Archive for the 'tomcat' Category

My first servlet app is online

Monday, June 19th, 2006

In this weblog entry, I talked about how to turn on the invoker servlet in Tomcat 5.0.28. I’ve received some advice since then from members of the Kansas City JUG telling me never to use the invoker servlet. In fact, even the JavaRanch page I referred to in the previous post had a link touting the evils of the invoker servlet. In addition, my KCJUG colleagues have assured me that registering each of my servlets with Tomcat through the web.xml file is simple.
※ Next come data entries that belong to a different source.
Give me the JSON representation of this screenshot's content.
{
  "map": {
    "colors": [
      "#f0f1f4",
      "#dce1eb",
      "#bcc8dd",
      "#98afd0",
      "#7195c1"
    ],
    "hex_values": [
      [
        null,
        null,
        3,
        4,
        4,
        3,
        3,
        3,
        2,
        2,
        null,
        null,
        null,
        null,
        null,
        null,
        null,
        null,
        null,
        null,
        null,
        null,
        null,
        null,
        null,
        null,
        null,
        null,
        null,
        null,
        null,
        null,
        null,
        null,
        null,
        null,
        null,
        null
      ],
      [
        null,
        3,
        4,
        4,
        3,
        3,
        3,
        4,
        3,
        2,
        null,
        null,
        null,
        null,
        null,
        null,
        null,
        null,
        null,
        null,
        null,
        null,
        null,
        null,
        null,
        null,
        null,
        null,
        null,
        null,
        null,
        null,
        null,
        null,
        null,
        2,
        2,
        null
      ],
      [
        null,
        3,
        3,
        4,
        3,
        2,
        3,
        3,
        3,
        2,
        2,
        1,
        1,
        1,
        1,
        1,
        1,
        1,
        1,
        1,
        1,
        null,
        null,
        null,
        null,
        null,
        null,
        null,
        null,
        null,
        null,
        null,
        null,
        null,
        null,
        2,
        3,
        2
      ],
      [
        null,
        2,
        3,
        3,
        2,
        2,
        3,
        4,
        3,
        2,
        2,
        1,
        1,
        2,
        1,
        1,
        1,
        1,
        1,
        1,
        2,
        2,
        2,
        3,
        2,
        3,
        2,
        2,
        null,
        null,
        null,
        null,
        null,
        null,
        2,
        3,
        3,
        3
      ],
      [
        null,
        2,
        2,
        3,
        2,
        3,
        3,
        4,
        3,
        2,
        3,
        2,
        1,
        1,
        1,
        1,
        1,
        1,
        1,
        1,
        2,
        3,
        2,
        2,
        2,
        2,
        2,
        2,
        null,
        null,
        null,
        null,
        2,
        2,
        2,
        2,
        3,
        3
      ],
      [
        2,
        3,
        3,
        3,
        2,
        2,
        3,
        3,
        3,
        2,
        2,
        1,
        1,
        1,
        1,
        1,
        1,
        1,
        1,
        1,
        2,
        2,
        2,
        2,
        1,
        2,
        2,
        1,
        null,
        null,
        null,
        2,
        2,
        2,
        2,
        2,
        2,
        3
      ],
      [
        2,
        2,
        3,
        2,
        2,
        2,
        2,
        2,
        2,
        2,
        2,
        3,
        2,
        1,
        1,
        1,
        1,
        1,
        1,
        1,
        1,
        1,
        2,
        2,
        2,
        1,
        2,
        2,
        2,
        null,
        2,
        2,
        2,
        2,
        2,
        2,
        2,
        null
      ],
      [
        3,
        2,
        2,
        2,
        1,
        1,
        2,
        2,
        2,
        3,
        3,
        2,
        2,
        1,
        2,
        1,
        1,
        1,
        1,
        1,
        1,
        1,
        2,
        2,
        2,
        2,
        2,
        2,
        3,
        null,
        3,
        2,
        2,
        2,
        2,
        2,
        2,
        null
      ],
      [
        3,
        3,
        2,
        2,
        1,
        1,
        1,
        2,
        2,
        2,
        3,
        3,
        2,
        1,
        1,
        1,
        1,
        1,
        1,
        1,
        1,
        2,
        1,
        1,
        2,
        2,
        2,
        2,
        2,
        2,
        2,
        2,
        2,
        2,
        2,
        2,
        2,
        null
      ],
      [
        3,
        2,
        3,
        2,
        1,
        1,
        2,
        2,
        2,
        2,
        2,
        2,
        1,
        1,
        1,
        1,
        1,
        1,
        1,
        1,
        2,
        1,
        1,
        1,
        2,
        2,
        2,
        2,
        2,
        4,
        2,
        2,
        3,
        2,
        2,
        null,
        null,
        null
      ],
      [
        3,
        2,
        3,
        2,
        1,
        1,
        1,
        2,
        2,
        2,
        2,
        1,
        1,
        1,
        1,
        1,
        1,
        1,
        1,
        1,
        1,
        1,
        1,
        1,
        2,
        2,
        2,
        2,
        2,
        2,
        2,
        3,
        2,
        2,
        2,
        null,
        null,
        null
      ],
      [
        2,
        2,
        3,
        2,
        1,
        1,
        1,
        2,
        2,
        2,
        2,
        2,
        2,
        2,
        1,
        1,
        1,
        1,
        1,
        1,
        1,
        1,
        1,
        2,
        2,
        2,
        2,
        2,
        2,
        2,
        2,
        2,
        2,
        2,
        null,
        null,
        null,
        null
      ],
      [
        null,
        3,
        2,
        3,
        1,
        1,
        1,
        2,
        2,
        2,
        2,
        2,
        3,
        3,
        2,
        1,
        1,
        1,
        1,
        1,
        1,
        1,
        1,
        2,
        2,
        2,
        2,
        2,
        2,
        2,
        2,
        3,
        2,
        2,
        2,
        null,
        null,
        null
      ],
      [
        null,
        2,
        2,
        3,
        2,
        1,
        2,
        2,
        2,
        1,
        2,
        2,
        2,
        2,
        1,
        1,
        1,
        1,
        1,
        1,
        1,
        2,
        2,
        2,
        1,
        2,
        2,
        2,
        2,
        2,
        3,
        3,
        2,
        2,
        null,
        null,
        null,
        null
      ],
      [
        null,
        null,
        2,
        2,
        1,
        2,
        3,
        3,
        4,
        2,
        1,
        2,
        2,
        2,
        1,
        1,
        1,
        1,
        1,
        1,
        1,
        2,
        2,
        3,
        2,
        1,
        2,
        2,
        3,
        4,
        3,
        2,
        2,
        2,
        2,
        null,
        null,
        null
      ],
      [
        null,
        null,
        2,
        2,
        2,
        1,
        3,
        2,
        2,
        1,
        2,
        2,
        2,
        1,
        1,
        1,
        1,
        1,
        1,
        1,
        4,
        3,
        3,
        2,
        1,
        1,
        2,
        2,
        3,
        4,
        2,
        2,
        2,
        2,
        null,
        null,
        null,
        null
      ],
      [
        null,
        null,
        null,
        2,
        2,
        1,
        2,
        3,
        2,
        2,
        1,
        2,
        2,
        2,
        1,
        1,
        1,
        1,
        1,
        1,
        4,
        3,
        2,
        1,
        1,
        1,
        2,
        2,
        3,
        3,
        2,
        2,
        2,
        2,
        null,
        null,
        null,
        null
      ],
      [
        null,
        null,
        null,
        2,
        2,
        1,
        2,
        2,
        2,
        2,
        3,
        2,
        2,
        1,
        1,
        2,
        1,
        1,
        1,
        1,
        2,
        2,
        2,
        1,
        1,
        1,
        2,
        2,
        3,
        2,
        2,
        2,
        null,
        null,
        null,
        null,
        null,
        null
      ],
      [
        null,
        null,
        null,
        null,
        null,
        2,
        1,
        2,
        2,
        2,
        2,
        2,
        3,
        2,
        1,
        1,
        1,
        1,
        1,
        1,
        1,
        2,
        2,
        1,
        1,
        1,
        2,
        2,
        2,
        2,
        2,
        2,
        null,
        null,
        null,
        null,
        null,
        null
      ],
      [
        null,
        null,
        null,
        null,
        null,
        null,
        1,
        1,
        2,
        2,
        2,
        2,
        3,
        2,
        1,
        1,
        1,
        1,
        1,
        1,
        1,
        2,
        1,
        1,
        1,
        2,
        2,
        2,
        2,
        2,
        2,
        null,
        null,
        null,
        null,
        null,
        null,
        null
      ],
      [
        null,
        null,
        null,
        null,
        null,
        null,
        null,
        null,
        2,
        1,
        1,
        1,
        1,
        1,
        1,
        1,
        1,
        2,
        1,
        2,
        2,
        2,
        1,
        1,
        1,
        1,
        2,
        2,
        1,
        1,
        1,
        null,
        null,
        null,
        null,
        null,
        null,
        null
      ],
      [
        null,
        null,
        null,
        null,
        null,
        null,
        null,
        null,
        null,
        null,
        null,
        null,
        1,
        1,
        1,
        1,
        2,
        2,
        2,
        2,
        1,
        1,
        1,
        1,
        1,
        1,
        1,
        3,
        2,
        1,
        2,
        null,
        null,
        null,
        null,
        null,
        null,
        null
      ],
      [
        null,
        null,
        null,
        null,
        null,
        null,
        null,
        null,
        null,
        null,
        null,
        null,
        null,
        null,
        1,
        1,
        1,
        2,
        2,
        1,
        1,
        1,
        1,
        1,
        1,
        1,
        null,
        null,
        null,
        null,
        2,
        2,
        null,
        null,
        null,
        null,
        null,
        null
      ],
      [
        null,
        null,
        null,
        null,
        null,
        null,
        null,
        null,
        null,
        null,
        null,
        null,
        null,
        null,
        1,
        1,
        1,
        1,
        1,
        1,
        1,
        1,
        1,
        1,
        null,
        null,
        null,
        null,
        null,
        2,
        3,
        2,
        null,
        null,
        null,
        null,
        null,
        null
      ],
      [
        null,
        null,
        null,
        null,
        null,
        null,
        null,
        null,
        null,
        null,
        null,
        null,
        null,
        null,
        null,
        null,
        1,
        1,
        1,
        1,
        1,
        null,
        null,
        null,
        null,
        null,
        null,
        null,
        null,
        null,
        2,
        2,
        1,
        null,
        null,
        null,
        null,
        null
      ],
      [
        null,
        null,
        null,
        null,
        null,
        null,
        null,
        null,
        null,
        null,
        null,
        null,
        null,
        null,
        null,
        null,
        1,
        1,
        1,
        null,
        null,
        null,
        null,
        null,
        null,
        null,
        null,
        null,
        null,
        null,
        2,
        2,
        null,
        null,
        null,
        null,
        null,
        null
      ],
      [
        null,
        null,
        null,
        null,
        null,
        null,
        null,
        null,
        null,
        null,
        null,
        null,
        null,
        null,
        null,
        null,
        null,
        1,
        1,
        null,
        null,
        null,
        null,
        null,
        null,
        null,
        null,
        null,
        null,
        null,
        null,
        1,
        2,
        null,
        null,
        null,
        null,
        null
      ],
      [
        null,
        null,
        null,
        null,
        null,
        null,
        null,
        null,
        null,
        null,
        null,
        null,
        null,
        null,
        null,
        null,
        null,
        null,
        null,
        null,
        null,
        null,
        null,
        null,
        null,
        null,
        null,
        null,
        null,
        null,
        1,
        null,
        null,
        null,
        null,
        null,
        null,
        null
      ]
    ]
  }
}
So I did it. And it was easy.

My main beef now is with the text I’m following. All the examples so far in the book just drop the servlets into the default folder and use the invoker servlet to find them. In fact, there is no detailed explanation of web.xml and it’s features until Volume 2 of the book, which hasn’t even been published yet! (Actually, the first edition is published and available for free, but I’m still pissed!) I would think that there would be more about web.xml.

Anyway, I did get a sample application up on my website and coaxed the people at pointless waste of time to test it out. All it does is track clicks on links within a page, but I’m pretty happy with it as a first servlet application. I also got my redirect working so http://www.dangertree.net actually points to the index.php page (by default, Tomcat doesn’t recognize ‘index.php’ as a default page).


Tomcat 5.0.28 Invoker Servlet

Wednesday, June 14th, 2006

While setting up my first Apache Tomcat installation, I ran into a problem with the invoker servlet. The invoker servlet lets you run servlets without first making changes to the WEB-INF/web.xml file in your web application. All it really does is let Tomcat know that that any servlet classes dropped into the WEB-INF/classes directory should be executable through the path http://hostname/servlet/ServletName. By default starting at version 4.1.12, Tomcat does not allow this behavior simply by coming with a conf/web.xml file that has those lines commented out. From the Tomcat FAQ:

The invoker is a dynamic servlet which allows run-time loading of other servlets based on class name. This servlet is the one that allows http://localhost/servlet/com.foo.MyClass?more=cowbell, where com.foo.MyClass is some class which can be loaded as a servlet but was never explicitly declared in a config file.

In the text I’m following, Core Servlets and JavaServer Pages Volume 1 (2nd Edition), all it says to do in order to turn on the invoker servlet is to edit conf/web.xml and upcomment the following lines:

<servlet-mapping>
    <servlet-name>invoker</servlet-name>
    <url-pattern>/servlet/*</url-pattern>
</servlet-mapping>

This tells Tomcat that the Invoker Servlet should sit and watch the /servlet path for anything dropped into that directory and treat it as a package-less servlet. That means that you dont’ have to update the web.xml file everytime to change your structure. This is helpful for testing and debugging during development, but should not be used in a deployed server because of security problems. But with version 5.0.28, you also have to uncomment the lines in conf/web.xml that define the location of the classes for the invoker servlet, not just the mappings as shown above. So in order to get the invoker servlet to work, uncomment the following as well from conf/web.xml:

<servlet>
    <servlet-name>invoker</servlet-name>
    <servlet-class>
        org.apache.catalina.servlets.InvokerServlet
    </servlet-class>
    <init-param>
        <param-name>debug</param-name>
        <param-value>0</param-value>
    </init-param>
    <load-on-startup>2</load-on-startup>
</servlet>

If you only uncomment the servlet-mapping invoker elements, Tomcat won’t even start properly. You have to ensure the corresponding Invoker servlet name and class are defined in conf/web.xml as shown above. JavaRanch had some very good information on the invoker servlet and how it works in Tomcat.